Harlan County is a county in the U.S. state of Nebraska. As of the 2020 United States Census, the population was 3,073. Its county seat is Alma. The county is home to the Harlan County Reservoir.

In the Nebraska license plate system, Harlan County is represented by the prefix 51 (it had the 51st-largest number of vehicles registered in the county when the license plate system was established in 1922).

History
Prior to 1870, the portion of the Republican valley that now includes Harlan County was a prized hunting ground for indigenous peoples, and their efforts to keep intruders away deterred white settlement in the area.

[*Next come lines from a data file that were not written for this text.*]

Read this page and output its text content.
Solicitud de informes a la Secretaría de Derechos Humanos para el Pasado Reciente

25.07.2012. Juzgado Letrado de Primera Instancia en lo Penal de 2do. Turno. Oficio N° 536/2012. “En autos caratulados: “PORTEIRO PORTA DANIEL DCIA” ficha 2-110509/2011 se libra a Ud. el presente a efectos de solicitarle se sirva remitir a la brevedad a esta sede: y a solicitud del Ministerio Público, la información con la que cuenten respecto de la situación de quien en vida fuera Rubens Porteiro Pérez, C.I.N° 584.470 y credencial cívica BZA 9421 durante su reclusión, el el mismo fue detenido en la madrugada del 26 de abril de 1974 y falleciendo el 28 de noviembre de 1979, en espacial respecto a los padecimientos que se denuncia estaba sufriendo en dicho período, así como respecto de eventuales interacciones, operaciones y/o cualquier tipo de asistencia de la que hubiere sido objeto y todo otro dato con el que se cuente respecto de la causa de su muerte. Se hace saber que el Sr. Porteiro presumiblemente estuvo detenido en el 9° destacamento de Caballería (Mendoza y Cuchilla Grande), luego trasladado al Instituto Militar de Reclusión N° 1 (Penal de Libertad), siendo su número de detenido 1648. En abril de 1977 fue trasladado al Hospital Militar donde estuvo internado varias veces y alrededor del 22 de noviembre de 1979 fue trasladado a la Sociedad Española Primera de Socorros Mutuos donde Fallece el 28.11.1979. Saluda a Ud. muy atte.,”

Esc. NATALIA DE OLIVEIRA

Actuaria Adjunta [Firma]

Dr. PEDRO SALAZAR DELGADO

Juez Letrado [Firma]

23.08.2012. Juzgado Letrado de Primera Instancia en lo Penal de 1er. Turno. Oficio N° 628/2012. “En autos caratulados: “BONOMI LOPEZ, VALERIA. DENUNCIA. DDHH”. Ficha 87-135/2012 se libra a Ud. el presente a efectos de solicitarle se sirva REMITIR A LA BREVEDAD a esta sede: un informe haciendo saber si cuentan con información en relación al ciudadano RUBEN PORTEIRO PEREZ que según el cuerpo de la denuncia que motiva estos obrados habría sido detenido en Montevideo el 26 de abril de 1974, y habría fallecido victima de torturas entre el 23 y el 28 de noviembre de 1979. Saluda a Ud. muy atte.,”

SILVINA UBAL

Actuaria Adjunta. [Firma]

The defeat of the Sioux at the Battle of Summit Springs in 1869 largely eliminated this threat, and several parties were organized to explore the agricultural possibilities of the area.

A party of forty men from eastern Nebraska settled near the site of present-day Orleans in August 1870. In 1871, a party from the Wyoming Territory, led by Thomas Harlan, settled near present-day Alma, which was named after a settler's daughter.  In that year, Harlan County was separated from Lincoln County by the Nebraska state legislature.  Accounts differ as to the county's namesake: either Thomas Harlan, or James Harlan, who was U.S. Secretary of the Interior between 1865 and 1866.

Geography
The Republican River flows southeastward across the lower part of Harlan County, being impounded by the Harlan County Lake at the SE corner of the county. The terrain consists of gently rolling low hills, with the majority of flat areas being used for center pivot irrigation.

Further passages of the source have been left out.